Use a while read loop to read the file line by line:

while IFS=: read -r col junk; do
    col=${col// /_}
    # use $col here
done < "$FILENAME"

As others have mentioned, there's no need to use an external tool to make the substitution.

...That said, if you don't plan on doing something different (e.g. executing other commands) with each line, then the best option is to use awk:

awk -F: '{ gsub(/ /, "_", $1); print $1 }' "$FILENAME"

The output of this command is the first column of your input file, with the substitution made.

Answer 2

You can try bash search and replace substring :

 echo $user
,Request Id,dummy1,dummy2,dummyN
 echo ${user// /_}                   ## For all the spaces
,Request_Id,dummy1,dummy2,dummyN
 echo ${user/ /_}                   ## For first match

This will replace all the blank spaces with _. Note that here two / are used after user.
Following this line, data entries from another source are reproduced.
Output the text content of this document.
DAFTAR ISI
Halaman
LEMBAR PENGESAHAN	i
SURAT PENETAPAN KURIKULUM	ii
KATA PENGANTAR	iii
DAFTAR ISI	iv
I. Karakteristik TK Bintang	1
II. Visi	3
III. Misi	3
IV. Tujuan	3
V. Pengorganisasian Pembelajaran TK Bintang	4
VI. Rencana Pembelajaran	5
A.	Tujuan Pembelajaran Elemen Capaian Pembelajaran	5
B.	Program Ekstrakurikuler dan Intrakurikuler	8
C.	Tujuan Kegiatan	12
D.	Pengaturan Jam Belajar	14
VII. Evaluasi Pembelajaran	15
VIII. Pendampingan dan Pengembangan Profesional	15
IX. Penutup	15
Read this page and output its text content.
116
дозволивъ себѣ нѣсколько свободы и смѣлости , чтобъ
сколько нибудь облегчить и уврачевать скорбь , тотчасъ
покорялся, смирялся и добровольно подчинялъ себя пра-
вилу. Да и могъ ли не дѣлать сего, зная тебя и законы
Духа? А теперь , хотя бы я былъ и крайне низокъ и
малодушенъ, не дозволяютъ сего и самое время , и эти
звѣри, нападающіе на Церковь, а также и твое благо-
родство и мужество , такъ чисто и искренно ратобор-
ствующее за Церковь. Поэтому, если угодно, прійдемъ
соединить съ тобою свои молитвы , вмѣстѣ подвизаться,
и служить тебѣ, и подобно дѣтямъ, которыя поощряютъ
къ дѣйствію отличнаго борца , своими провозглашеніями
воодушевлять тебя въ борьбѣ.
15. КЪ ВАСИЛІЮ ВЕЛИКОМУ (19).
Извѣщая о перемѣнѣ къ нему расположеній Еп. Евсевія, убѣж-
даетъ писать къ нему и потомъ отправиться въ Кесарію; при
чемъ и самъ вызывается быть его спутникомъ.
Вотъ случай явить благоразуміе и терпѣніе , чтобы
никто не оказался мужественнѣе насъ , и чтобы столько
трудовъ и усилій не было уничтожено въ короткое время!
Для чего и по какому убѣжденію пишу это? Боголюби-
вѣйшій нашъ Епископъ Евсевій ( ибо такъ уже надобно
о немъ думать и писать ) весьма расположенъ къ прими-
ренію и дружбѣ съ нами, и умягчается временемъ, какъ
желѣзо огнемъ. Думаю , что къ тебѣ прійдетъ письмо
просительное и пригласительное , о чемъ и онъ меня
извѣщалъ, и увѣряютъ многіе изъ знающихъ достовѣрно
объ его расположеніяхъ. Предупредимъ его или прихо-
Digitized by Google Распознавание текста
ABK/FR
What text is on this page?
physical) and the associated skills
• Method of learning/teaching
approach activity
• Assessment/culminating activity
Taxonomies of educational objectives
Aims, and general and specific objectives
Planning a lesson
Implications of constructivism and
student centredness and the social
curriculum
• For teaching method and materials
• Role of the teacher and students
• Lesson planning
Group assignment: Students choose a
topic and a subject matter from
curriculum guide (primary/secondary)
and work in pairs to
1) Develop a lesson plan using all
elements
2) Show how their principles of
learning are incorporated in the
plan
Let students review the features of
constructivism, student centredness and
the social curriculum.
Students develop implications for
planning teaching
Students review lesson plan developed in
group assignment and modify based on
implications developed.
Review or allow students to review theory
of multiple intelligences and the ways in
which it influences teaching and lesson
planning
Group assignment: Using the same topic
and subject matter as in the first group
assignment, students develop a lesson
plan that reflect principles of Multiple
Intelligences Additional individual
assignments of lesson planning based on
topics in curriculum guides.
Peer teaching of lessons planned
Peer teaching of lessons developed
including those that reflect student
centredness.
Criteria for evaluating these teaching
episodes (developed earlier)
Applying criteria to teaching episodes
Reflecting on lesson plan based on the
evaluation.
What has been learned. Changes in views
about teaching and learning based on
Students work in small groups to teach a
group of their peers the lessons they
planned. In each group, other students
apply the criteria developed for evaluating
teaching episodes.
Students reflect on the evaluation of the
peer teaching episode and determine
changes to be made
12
This is to do the search and replace operation on whole text. If you put only one / then search and replace would be done over first match.

Answer 3

If your data is already in an environment variable, the fastest way is to directly use built-in bash replacement feature:

echo "${user// /_/}"

With awk, set the separator as , or the space character will be interpreted as the separator.

echo ",Request Id,dummy1,dummy2,dummyN" | awk -F, '{gsub(" ", "_", $0); print}'

,Request_Id,dummy1,dummy2,dummyN

note: if it's just to replace a character in a raw string (no tokens, no fields), bash, sed and tr are best suited.